Когда в санчасть ворвался подполковник Серкиз, Руслан не очень-то его испугался. Он не спеша поднялся и уставился на подполковника своими небесно-голубыми глазами. Серкиз скользнул по нему диким взглядом и шагнул к аптеке. Руслану он ничего не сказал. А у Фени от страха затрепыхали длинные ресницы.
— Вам что, особые указания требуются? — рявкнул на нее подполковник. — Вы в воинской части работаете, а не на базаре. И извольте подчиняться нашим законам!
— Она, товарищ подполковник, присяги не принимала, — проговорил за его спиной Руслан, — и воинского звания она не имеет.
— С вами у нас будет отдельный разговор, лейтенант, — отрезал Серкиз. — Вы почему не на разборе полетов?
— Собирался как раз.
— И вмешиваться в дела медицинской службы вас, по-моему, никто не уполномачивал.
— Так точно, не уполномачивал, — сказал Руслан. — Только лекарств по домам она все равно разносить не станет.
— Что?!
— Не станет, — повторил Руслан. — В обязанности фармацевта не входит разносить по домам лекарства.
— Лейтенант Барханов! — прогрохотал Серкиз.
У меня внутри все оборвалось.

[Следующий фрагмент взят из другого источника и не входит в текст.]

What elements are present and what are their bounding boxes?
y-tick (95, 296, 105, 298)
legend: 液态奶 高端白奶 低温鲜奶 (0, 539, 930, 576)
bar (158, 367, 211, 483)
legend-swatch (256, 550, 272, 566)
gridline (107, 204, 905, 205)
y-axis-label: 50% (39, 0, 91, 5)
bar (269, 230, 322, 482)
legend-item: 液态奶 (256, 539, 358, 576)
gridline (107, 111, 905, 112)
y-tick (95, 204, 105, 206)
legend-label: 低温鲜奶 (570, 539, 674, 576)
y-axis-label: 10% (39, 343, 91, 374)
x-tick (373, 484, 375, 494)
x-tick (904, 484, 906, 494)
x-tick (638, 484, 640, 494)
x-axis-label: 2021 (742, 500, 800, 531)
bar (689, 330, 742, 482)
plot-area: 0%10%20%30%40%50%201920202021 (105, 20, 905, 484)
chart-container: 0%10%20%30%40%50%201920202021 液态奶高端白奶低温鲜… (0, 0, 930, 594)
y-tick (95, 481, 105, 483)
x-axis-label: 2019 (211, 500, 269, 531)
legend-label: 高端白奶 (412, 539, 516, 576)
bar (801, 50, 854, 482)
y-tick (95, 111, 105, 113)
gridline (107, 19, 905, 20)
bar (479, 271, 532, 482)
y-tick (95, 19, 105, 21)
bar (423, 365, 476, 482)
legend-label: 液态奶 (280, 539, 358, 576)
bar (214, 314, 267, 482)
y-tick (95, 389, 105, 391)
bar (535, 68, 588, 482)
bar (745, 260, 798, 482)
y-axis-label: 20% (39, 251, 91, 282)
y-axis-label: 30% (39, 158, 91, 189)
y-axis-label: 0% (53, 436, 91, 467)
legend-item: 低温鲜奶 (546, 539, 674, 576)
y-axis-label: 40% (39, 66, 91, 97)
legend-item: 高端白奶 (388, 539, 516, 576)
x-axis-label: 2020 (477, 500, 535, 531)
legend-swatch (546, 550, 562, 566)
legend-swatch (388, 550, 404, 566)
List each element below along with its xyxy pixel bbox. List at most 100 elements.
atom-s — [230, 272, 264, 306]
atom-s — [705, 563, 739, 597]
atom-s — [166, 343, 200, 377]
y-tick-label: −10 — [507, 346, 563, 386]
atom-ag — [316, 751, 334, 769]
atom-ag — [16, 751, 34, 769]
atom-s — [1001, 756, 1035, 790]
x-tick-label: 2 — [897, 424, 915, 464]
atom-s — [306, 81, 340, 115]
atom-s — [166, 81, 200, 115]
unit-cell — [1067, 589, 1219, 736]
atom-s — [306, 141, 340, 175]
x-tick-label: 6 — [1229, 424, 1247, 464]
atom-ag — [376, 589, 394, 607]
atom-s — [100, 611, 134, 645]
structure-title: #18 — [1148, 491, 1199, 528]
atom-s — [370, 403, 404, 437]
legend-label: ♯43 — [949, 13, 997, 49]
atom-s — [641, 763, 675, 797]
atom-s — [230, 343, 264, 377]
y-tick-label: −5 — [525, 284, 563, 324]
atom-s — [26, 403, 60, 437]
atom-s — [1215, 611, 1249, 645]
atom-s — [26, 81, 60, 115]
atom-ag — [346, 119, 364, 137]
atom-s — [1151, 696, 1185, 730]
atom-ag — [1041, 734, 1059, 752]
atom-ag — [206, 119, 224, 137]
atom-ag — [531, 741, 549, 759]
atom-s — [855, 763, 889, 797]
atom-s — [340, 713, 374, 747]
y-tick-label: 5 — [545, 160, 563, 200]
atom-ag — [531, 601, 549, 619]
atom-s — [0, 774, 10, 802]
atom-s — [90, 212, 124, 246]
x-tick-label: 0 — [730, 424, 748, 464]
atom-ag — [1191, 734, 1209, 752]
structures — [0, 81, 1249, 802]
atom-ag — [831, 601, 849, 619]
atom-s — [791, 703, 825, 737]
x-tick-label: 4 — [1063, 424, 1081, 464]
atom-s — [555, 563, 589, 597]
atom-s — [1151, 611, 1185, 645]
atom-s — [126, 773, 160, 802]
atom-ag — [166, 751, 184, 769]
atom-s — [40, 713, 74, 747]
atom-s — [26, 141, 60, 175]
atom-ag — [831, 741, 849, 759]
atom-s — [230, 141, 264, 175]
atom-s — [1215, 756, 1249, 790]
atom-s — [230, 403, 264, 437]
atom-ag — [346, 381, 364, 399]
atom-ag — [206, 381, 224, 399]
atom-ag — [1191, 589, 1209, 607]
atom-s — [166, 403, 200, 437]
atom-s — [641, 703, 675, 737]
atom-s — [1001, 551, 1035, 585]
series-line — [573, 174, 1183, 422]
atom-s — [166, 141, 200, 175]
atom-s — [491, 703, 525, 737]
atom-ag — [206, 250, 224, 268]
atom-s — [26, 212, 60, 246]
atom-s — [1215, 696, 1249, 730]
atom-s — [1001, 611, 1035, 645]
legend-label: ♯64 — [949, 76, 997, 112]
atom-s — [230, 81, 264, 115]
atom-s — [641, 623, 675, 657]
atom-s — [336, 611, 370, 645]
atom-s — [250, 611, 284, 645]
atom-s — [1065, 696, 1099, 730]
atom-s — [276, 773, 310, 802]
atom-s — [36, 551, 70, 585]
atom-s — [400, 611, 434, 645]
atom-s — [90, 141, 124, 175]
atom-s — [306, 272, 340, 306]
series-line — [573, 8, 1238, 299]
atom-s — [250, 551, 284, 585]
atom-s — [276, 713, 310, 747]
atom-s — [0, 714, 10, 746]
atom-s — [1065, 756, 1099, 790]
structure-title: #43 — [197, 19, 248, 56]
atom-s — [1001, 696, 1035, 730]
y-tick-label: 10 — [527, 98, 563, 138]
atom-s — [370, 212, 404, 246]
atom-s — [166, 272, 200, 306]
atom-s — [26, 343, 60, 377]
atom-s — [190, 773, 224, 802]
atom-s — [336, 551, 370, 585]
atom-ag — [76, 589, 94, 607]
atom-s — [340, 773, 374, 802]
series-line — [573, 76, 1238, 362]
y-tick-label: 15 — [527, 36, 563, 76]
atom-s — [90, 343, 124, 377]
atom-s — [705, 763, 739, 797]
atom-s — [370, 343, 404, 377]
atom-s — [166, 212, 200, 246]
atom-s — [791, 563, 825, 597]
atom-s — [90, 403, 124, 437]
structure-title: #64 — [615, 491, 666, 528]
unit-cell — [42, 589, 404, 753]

А Руслан невозмутимо сказал:
— Я вас слушаю, товарищ подполковник.
Выкатив красные глаза и подергивая сведенным в сторону ртом, Серкиз на минуту замер. Казалось, он сейчас раздуется и лопнет. Одна бровь у него взлетела на лоб, другая прикрыла глаз. Но он не лопнул. Он негромко и словно взвешивая каждое слово проговорил:
— Передайте вашему командиру эскадрильи, что я арестовал вас на… двое суток домашнего ареста.
— Есть передать командиру эскадрильи, что вы арестовали меня на двое суток домашнего ареста! — отчеканил Руслан. — А если он спросит, за что?

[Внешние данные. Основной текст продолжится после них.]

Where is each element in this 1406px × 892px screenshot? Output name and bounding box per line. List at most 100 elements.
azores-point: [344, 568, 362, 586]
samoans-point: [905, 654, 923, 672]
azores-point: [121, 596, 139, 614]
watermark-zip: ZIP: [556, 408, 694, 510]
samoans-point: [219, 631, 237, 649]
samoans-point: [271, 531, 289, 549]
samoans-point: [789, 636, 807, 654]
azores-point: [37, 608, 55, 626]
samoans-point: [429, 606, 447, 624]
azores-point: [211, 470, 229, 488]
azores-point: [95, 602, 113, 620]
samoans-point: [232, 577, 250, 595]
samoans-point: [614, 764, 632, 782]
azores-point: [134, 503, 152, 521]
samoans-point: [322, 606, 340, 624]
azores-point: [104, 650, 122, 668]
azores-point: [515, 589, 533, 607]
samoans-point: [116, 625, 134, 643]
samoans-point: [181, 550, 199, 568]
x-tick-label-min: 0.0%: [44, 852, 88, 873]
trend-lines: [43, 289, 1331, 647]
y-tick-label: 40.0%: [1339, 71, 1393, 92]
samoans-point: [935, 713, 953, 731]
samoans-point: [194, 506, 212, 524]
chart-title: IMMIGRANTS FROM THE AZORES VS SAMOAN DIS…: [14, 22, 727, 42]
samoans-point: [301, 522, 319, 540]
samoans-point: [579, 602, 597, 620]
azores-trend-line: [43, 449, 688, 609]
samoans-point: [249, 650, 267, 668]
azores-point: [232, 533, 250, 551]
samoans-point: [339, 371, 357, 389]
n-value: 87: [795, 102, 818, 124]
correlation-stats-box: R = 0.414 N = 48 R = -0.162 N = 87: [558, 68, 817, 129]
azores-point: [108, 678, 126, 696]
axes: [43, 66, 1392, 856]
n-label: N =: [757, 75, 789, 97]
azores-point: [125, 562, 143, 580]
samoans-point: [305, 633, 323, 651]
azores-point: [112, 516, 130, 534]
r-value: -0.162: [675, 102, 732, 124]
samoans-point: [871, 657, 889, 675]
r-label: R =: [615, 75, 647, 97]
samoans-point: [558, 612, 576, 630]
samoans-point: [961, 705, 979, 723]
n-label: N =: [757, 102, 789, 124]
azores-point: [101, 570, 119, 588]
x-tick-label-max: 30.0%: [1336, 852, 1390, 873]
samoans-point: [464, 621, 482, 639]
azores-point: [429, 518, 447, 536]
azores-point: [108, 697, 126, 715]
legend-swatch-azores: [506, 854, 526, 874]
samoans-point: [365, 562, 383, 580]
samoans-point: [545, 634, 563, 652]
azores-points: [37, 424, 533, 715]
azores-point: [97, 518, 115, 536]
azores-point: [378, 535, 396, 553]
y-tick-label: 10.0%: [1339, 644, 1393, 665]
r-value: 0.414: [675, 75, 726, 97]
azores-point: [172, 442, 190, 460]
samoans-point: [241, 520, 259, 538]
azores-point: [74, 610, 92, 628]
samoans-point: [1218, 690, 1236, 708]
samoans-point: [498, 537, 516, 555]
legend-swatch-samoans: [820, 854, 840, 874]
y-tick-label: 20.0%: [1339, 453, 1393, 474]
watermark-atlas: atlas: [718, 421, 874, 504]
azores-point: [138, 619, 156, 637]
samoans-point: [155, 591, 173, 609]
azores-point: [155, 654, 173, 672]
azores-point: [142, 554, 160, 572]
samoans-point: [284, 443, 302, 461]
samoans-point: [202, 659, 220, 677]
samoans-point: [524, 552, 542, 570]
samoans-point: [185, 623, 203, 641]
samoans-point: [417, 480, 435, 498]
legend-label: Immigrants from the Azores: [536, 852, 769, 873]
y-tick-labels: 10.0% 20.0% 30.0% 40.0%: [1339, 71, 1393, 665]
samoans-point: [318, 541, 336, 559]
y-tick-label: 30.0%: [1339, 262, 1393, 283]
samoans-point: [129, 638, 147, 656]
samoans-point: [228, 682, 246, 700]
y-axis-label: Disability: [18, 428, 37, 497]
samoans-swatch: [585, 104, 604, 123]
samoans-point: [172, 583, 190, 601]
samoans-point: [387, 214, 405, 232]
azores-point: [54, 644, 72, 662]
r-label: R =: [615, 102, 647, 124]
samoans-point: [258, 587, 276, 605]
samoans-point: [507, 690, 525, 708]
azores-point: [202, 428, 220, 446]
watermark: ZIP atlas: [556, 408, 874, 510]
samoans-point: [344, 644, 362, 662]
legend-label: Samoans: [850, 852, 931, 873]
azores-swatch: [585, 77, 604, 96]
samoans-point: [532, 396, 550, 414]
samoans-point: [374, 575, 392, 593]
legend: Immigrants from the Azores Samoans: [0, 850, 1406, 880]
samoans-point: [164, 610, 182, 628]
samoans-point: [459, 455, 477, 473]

— За неумение разговаривать со старшими! — рявкнул Серкиз и повернулся к Фене.
Он протянул к окошечку ладонь:
— Порошки.
— Что? — шевельнула губами Феня.
— Порошки. От головной боли, — проговорил он раздельно и почти спокойно. — У меня ведь свободного времени больше, чем у вас.
Белый пакетик утонул в кармане подполковника. Подполковник толкнул входную дверь. Дверь от толчка распахнулась так, что даже стукнула с обратной стороны в стену. И мне почему-то вспомнилось, как Серкиз швырнул на землю козла Назара.
Серкиз уже исчез, а мы все еще сидели ни живы ни мертвы. Даже Эдька, который называет подполковника Сервизом и у которого у самого отец — майор, и тот словно ежа проглотил и никак не мог сообразить, что же теперь будет.
Феня прикрыла свое оконце и твердила в оставшуюся щель:
— Иди, Руслан, иди. Честное слово. Сейчас еще Суслов придет. Не хватало, чтобы ты еще с ним сцепился!
И Руслан не стал дожидаться капитана медицинской службы Суслова. Руслан надел фуражку с белым чехлом, вскинул к козырьку вытянутые пальцы, щелкнул каблуками и пропел:
— «Ты не печалься, ты не прощайся, я обязательно вернусь!»
Во человек! Ему двое суток ареста, а он хоть бы хны! И поет еще.
Тетка в кирзовых сапогах вышла от зубного врача с крепко стиснутыми челюстями. Голову она держала, как все равно Феня на танцах, будто несла на макушке кувшин с водой. С краю рта у нее торчал кусочек ваты.
— Следующий, — выглянула из своего кабинета Алла Францевна. — А Русланчик где? Если я не ошибаюсь, мы лишились его визитов на целых двое суток? Кто следующий?
Лицо у Аллы Францевны как на контрастной фотографии. Чернющие волосы и брови, ярко накрашенные губы и совершенно белая, с синеватым отливом кожа. Во рту у нее поблескивал золотой зуб.